Juniper in late April debuted a new promotion called "Switch to Juniper," in which it is offering significant discounts on new Juniper Ethernet switches bought through authorized Juniper partners. Scheduled to last through Sept 30, discounts on select Juniper EX Switches will be as high as 60 percent. According to Juniper channel boss Frank Vitagliano, it's the first of several new promotions VARs will see from Juniper this year for partners looking to win with Juniper over competitors like Cisco and HP.

May 2010: Vitagliano Shifts Gears

Perhaps Juniper's most significant executive shift happened just this month, as Vitagliano (pictured) moved into a new role as senior vice president of partners-Americas. Unlike his former role, where he was senior vice president of worldwide channels, Vitagliano will be focusing on Juniper's Americas partner relationships full time. The search is on for a new SVP of worldwide channels, according to Juniper.



VARs interviewed by CRN said they welcomed the idea of having Vitagliano in a role that puts him essentially back in the field, describing Vitagliano as a "true channel champion" back in a role that lets him be "where he thrives."

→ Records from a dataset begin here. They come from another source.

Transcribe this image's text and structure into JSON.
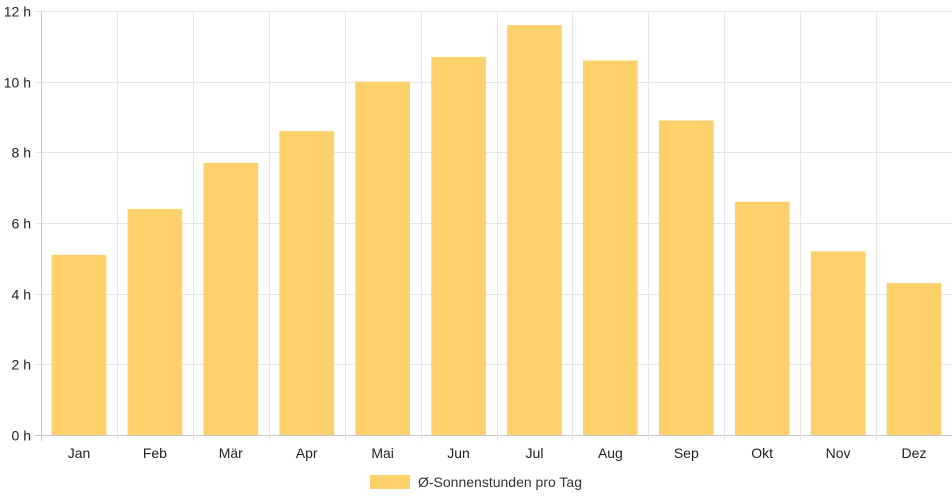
{
  "chart_data": {
    "type": "bar",
    "categories": [
      "Jan",
      "Feb",
      "Mär",
      "Apr",
      "Mai",
      "Jun",
      "Jul",
      "Aug",
      "Sep",
      "Okt",
      "Nov",
      "Dez"
    ],
    "series": [
      {
        "name": "Ø-Sonnenstunden pro Tag",
        "values": [
          5.1,
          6.4,
          7.7,
          8.6,
          10.0,
          10.7,
          11.6,
          10.6,
          8.9,
          6.6,
          5.2,
          4.3
        ]
      }
    ],
    "y_ticks": [
      "0 h",
      "2 h",
      "4 h",
      "6 h",
      "8 h",
      "10 h",
      "12 h"
    ],
    "ylim": [
      0,
      12
    ],
    "grid": true,
    "legend_position": "bottom-center",
    "colors": {
      "bar": "#fdd06a",
      "grid": "#e6e6e6",
      "axis": "#c8c8c8"
    }
  }
}
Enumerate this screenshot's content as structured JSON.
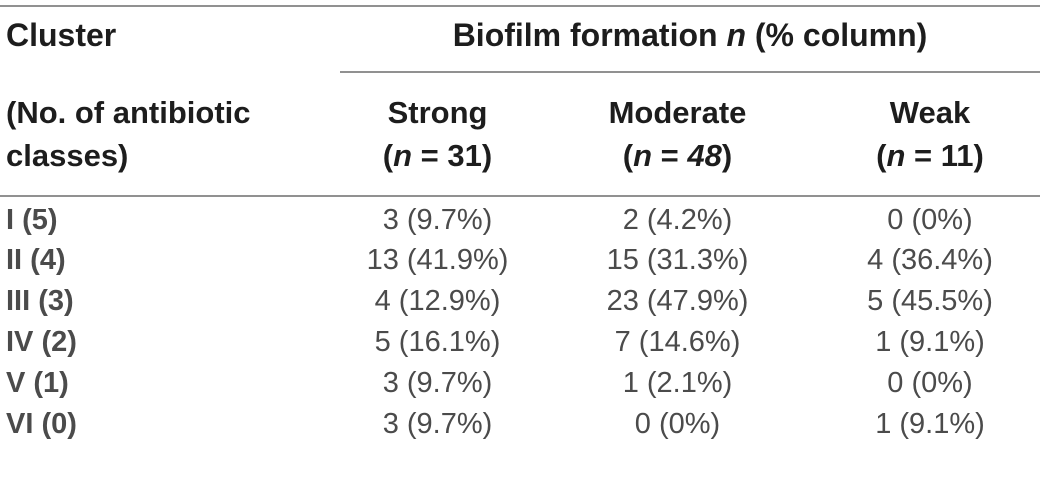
{
  "table": {
    "corner_header": "Cluster",
    "corner_subheader": {
      "line1": "(No. of antibiotic",
      "line2": "classes)"
    },
    "group_header": {
      "prefix": "Biofilm formation ",
      "n_italic": "n",
      "suffix": " (% column)"
    },
    "columns": [
      {
        "name": "Strong",
        "paren_open": "(",
        "n_italic": "n",
        "equals": " = ",
        "count": "31",
        "paren_close": ")",
        "count_class": ""
      },
      {
        "name": "Moderate",
        "paren_open": "(",
        "n_italic": "n",
        "equals": " = ",
        "count": "48",
        "paren_close": ")",
        "count_class": "italic-count"
      },
      {
        "name": "Weak",
        "paren_open": "(",
        "n_italic": "n",
        "equals": " = ",
        "count": "11",
        "paren_close": ")",
        "count_class": ""
      }
    ],
    "rows": [
      {
        "label": "I (5)",
        "strong": "3 (9.7%)",
        "moderate": "2 (4.2%)",
        "weak": "0 (0%)"
      },
      {
        "label": "II (4)",
        "strong": "13 (41.9%)",
        "moderate": "15 (31.3%)",
        "weak": "4 (36.4%)"
      },
      {
        "label": "III (3)",
        "strong": "4 (12.9%)",
        "moderate": "23 (47.9%)",
        "weak": "5 (45.5%)"
      },
      {
        "label": "IV (2)",
        "strong": "5 (16.1%)",
        "moderate": "7 (14.6%)",
        "weak": "1 (9.1%)"
      },
      {
        "label": "V (1)",
        "strong": "3 (9.7%)",
        "moderate": "1 (2.1%)",
        "weak": "0 (0%)"
      },
      {
        "label": "VI (0)",
        "strong": "3 (9.7%)",
        "moderate": "0 (0%)",
        "weak": "1 (9.1%)"
      }
    ],
    "colors": {
      "header_text": "#1d1d1d",
      "body_text": "#4b4b4b",
      "rule": "#919191",
      "background": "#ffffff"
    }
  }
}
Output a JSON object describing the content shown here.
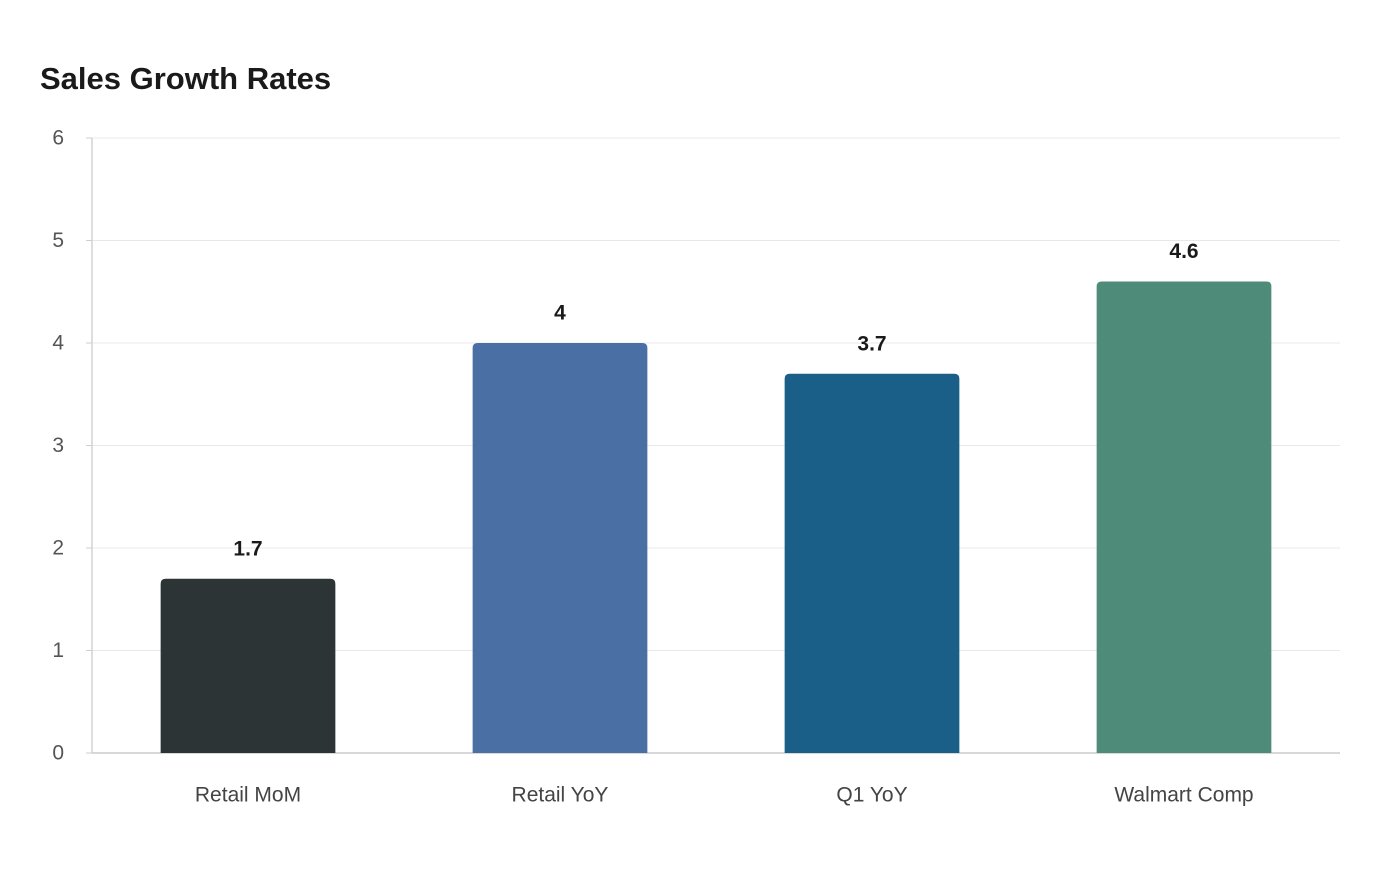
{
  "chart_data": {
    "type": "bar",
    "title": "Sales Growth Rates",
    "xlabel": "",
    "ylabel": "",
    "categories": [
      "Retail MoM",
      "Retail YoY",
      "Q1 YoY",
      "Walmart Comp"
    ],
    "values": [
      1.7,
      4,
      3.7,
      4.6
    ],
    "value_labels": [
      "1.7",
      "4",
      "3.7",
      "4.6"
    ],
    "colors": [
      "#2d3436",
      "#4a6fa5",
      "#1a5f87",
      "#4e8c79"
    ],
    "ylim": [
      0,
      6
    ],
    "yticks": [
      0,
      1,
      2,
      3,
      4,
      5,
      6
    ],
    "grid": true,
    "legend": "none"
  }
}
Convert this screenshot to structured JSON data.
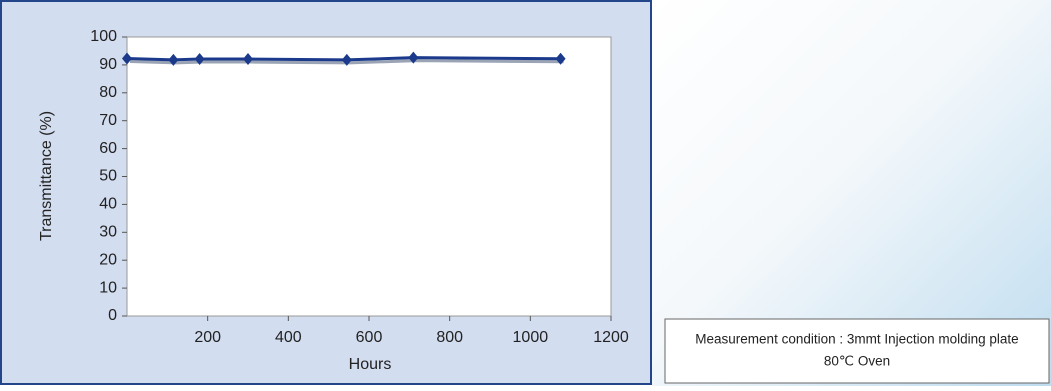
{
  "chart_data": {
    "type": "line",
    "x_label": "Hours",
    "y_label": "Transmittance (%)",
    "xlim": [
      0,
      1200
    ],
    "xticks": [
      200,
      400,
      600,
      800,
      1000,
      1200
    ],
    "ylim": [
      0,
      100
    ],
    "yticks": [
      0,
      10,
      20,
      30,
      40,
      50,
      60,
      70,
      80,
      90,
      100
    ],
    "series": [
      {
        "color": "#1c3a8c",
        "x": [
          0,
          115,
          180,
          300,
          545,
          710,
          1075
        ],
        "values": [
          92.3,
          91.8,
          92.1,
          92.1,
          91.8,
          92.6,
          92.2
        ]
      }
    ]
  },
  "note": {
    "line1": "Measurement condition : 3mmt Injection molding plate",
    "line2": "80℃ Oven"
  }
}
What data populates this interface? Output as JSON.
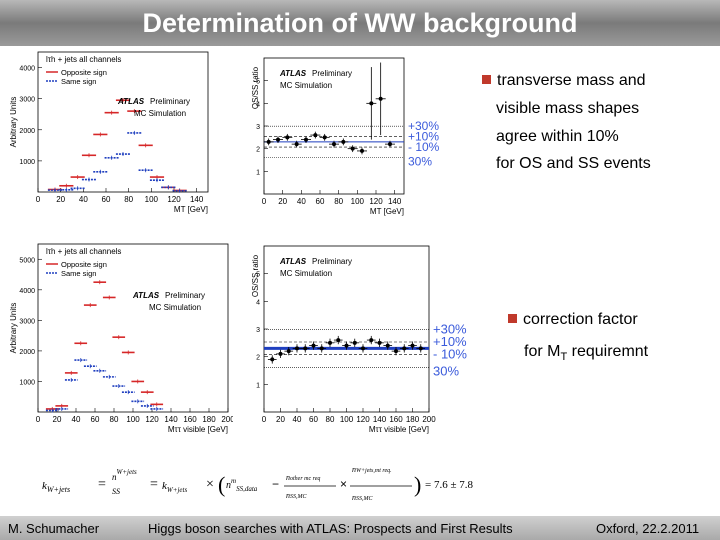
{
  "slide_title": "Determination of WW background",
  "bullets": [
    {
      "lines": [
        "transverse mass  and",
        "visible mass shapes",
        "agree within 10%",
        "for OS and SS events"
      ]
    },
    {
      "lines": [
        "correction factor",
        "for M",
        "T",
        " requiremnt"
      ]
    }
  ],
  "footer": {
    "author": "M. Schumacher",
    "talk": "Higgs boson searches with ATLAS: Prospects and First Results",
    "venue": "Oxford, 22.2.2011"
  },
  "plot_labels": {
    "atlas": "ATLAS",
    "preliminary": "Preliminary",
    "mcsim": "MC Simulation",
    "channel": "lτh + jets  all channels",
    "opposite": "Opposite sign",
    "same": "Same sign",
    "ylabel_arb": "Arbitrary Units",
    "ylabel_ratio": "OS/SS ratio",
    "xlabel_mt": "MT [GeV]",
    "xlabel_mvis": "Mττ visible [GeV]"
  },
  "bands": [
    "+30%",
    "+10%",
    "- 10%",
    "30%"
  ],
  "formula_result": "= 7.6 ± 7.8",
  "chart_data": [
    {
      "type": "scatter",
      "title": "",
      "xlabel": "MT [GeV]",
      "ylabel": "Arbitrary Units",
      "xlim": [
        0,
        150
      ],
      "ylim": [
        0,
        4500
      ],
      "series": [
        {
          "name": "Opposite sign",
          "x": [
            15,
            25,
            35,
            45,
            55,
            65,
            75,
            85,
            95,
            105,
            115,
            125
          ],
          "y": [
            80,
            200,
            480,
            1180,
            1850,
            2550,
            2950,
            2600,
            1500,
            480,
            150,
            50
          ]
        },
        {
          "name": "Same sign",
          "x": [
            15,
            25,
            35,
            45,
            55,
            65,
            75,
            85,
            95,
            105,
            115,
            125
          ],
          "y": [
            60,
            70,
            120,
            400,
            650,
            1100,
            1220,
            1900,
            700,
            380,
            150,
            40
          ]
        }
      ]
    },
    {
      "type": "scatter",
      "title": "",
      "xlabel": "MT [GeV]",
      "ylabel": "OS/SS ratio",
      "xlim": [
        0,
        150
      ],
      "ylim": [
        0,
        6
      ],
      "series": [
        {
          "name": "",
          "x": [
            5,
            15,
            25,
            35,
            45,
            55,
            65,
            75,
            85,
            95,
            105,
            115,
            125,
            135
          ],
          "y": [
            2.3,
            2.4,
            2.5,
            2.2,
            2.4,
            2.6,
            2.5,
            2.2,
            2.3,
            2.0,
            1.9,
            4.0,
            4.2,
            2.2
          ]
        }
      ]
    },
    {
      "type": "scatter",
      "title": "",
      "xlabel": "Mττ visible [GeV]",
      "ylabel": "Arbitrary Units",
      "xlim": [
        0,
        200
      ],
      "ylim": [
        0,
        5500
      ],
      "series": [
        {
          "name": "Opposite sign",
          "x": [
            15,
            25,
            35,
            45,
            55,
            65,
            75,
            85,
            95,
            105,
            115,
            125
          ],
          "y": [
            100,
            200,
            1280,
            2250,
            3500,
            4250,
            3750,
            2450,
            1950,
            1000,
            650,
            250
          ]
        },
        {
          "name": "Same sign",
          "x": [
            15,
            25,
            35,
            45,
            55,
            65,
            75,
            85,
            95,
            105,
            115,
            125
          ],
          "y": [
            50,
            100,
            1050,
            1700,
            1500,
            1350,
            1150,
            850,
            650,
            350,
            200,
            100
          ]
        }
      ]
    },
    {
      "type": "scatter",
      "title": "",
      "xlabel": "Mττ visible [GeV]",
      "ylabel": "OS/SS ratio",
      "xlim": [
        0,
        200
      ],
      "ylim": [
        0,
        6
      ],
      "series": [
        {
          "name": "",
          "x": [
            10,
            20,
            30,
            40,
            50,
            60,
            70,
            80,
            90,
            100,
            110,
            120,
            130,
            140,
            150,
            160,
            170,
            180,
            190
          ],
          "y": [
            1.9,
            2.1,
            2.2,
            2.3,
            2.3,
            2.4,
            2.3,
            2.5,
            2.6,
            2.4,
            2.5,
            2.3,
            2.6,
            2.5,
            2.4,
            2.2,
            2.3,
            2.4,
            2.3
          ]
        }
      ]
    }
  ]
}
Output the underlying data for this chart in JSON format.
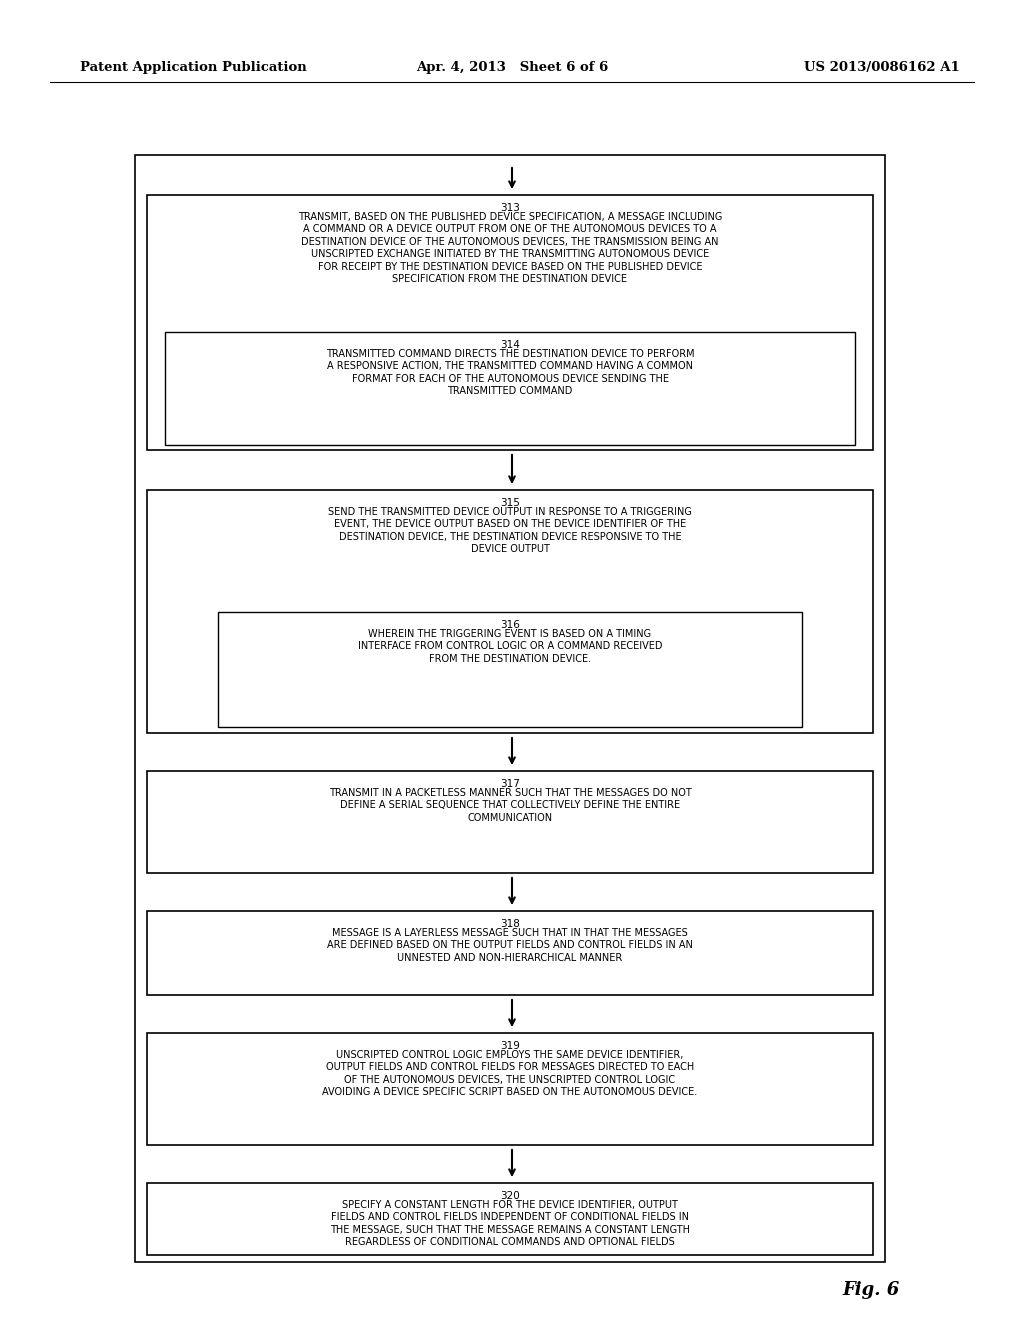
{
  "header_left": "Patent Application Publication",
  "header_mid": "Apr. 4, 2013   Sheet 6 of 6",
  "header_right": "US 2013/0086162 A1",
  "fig_label": "Fig. 6",
  "background_color": "#ffffff",
  "blocks": {
    "b313": {
      "label": "313",
      "text": "TRANSMIT, BASED ON THE PUBLISHED DEVICE SPECIFICATION, A MESSAGE INCLUDING\nA COMMAND OR A DEVICE OUTPUT FROM ONE OF THE AUTONOMOUS DEVICES TO A\nDESTINATION DEVICE OF THE AUTONOMOUS DEVICES, THE TRANSMISSION BEING AN\nUNSCRIPTED EXCHANGE INITIATED BY THE TRANSMITTING AUTONOMOUS DEVICE\nFOR RECEIPT BY THE DESTINATION DEVICE BASED ON THE PUBLISHED DEVICE\nSPECIFICATION FROM THE DESTINATION DEVICE"
    },
    "b314": {
      "label": "314",
      "text": "TRANSMITTED COMMAND DIRECTS THE DESTINATION DEVICE TO PERFORM\nA RESPONSIVE ACTION, THE TRANSMITTED COMMAND HAVING A COMMON\nFORMAT FOR EACH OF THE AUTONOMOUS DEVICE SENDING THE\nTRANSMITTED COMMAND"
    },
    "b315": {
      "label": "315",
      "text": "SEND THE TRANSMITTED DEVICE OUTPUT IN RESPONSE TO A TRIGGERING\nEVENT, THE DEVICE OUTPUT BASED ON THE DEVICE IDENTIFIER OF THE\nDESTINATION DEVICE, THE DESTINATION DEVICE RESPONSIVE TO THE\nDEVICE OUTPUT"
    },
    "b316": {
      "label": "316",
      "text": "WHEREIN THE TRIGGERING EVENT IS BASED ON A TIMING\nINTERFACE FROM CONTROL LOGIC OR A COMMAND RECEIVED\nFROM THE DESTINATION DEVICE."
    },
    "b317": {
      "label": "317",
      "text": "TRANSMIT IN A PACKETLESS MANNER SUCH THAT THE MESSAGES DO NOT\nDEFINE A SERIAL SEQUENCE THAT COLLECTIVELY DEFINE THE ENTIRE\nCOMMUNICATION"
    },
    "b318": {
      "label": "318",
      "text": "MESSAGE IS A LAYERLESS MESSAGE SUCH THAT IN THAT THE MESSAGES\nARE DEFINED BASED ON THE OUTPUT FIELDS AND CONTROL FIELDS IN AN\nUNNESTED AND NON-HIERARCHICAL MANNER"
    },
    "b319": {
      "label": "319",
      "text": "UNSCRIPTED CONTROL LOGIC EMPLOYS THE SAME DEVICE IDENTIFIER,\nOUTPUT FIELDS AND CONTROL FIELDS FOR MESSAGES DIRECTED TO EACH\nOF THE AUTONOMOUS DEVICES, THE UNSCRIPTED CONTROL LOGIC\nAVOIDING A DEVICE SPECIFIC SCRIPT BASED ON THE AUTONOMOUS DEVICE."
    },
    "b320": {
      "label": "320",
      "text": "SPECIFY A CONSTANT LENGTH FOR THE DEVICE IDENTIFIER, OUTPUT\nFIELDS AND CONTROL FIELDS INDEPENDENT OF CONDITIONAL FIELDS IN\nTHE MESSAGE, SUCH THAT THE MESSAGE REMAINS A CONSTANT LENGTH\nREGARDLESS OF CONDITIONAL COMMANDS AND OPTIONAL FIELDS"
    }
  }
}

May 2010: Pointing Toward Stratus

This week, Juniper advanced the ball on its data center push one step further, launching new hardware products, new software applications based on Junos Space, new services for the channel, and new security software, plus a further extension its key OEM relationships with IBM and Dell. Project Stratus -- the code name for Juniper's two-year old push to develop a single data center fabric -- is still on tap for completion by mid-2011, according to Juniper, and its new releases reflect a phased approach to moving data centers in that direction.